Now, since we know $G = \langle A \rangle$ is soluble, this immediately makes me think we are supposed to use Mal'cev here, giving us $B \leq G, C \leq Upp_n(\mathbb C), x \in G$ such that $B = xCx^{-1}.$
Now focusing on $C$, I know that if it is finite, then a Theorem by Breuillard-Green tells us that there exists a nilpotent subgroup $N_1 \leq Upp_n(\mathbb C)$ of step $\leq n$ such that:
$$|C^{O_n(1)} \cap N_1| \geq K^{-O_n(1)}|C|$$
This seems close to what we want as we have the restriction that $N_1$ has step at most $n$. Additionally, $C, N_1$ being groups means that $N_2 = C \cap N_1$ is a nilpotent group, and thus $N = xN_2 x^{-1}$ is a nilpotent subgroup of $B \leq G$.

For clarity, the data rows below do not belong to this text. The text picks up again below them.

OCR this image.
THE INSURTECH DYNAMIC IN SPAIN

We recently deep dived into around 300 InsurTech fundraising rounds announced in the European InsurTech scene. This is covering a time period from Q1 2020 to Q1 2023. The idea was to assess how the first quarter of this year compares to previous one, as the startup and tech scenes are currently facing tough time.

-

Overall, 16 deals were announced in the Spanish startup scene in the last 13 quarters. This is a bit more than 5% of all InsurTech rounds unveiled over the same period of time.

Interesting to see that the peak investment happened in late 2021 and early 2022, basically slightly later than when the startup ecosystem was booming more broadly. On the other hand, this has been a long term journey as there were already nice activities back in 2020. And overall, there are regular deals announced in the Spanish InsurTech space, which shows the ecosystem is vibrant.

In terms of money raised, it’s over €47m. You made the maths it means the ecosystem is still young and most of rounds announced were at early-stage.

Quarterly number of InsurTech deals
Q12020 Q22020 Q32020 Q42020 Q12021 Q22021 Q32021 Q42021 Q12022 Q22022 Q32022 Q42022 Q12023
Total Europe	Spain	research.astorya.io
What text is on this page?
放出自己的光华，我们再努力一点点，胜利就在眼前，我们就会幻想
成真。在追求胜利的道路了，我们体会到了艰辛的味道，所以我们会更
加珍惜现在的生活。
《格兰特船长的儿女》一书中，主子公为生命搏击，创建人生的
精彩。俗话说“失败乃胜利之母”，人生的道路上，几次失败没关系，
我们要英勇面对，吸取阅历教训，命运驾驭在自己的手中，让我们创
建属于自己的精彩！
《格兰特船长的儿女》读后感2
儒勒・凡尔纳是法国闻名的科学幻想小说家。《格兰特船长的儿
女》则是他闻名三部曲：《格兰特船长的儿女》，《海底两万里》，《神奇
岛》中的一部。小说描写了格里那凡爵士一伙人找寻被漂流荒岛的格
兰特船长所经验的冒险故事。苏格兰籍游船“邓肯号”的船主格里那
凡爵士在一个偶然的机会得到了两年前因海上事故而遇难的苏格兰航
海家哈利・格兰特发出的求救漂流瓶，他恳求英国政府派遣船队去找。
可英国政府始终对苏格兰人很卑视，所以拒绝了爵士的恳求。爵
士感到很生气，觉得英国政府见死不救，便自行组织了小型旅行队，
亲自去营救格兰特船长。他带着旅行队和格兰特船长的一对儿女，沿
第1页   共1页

This way we at least see that we can find a nilpotent subgroup of $G$ of step at most $n$. Regarding the condition about left-cosets, I am not too sure how I would go about showing this. Additionally, I don't really know what to do in the case that $C$ is infinite. I know this is equivalent to the case that $\langle A \rangle$ is infinite, as $B$ has finite index inside $\langle A \rangle$. However, I suspect that it is not true that the subgroup generated by a $K$-approximate group is always finite, as we can see from $A = \{-1, 0 , 1\} \subset \mathbb Z$, which will generate $\mathbb Z$.
I would really appreciate any help that may be offered to nudge me in the right direction, thank you.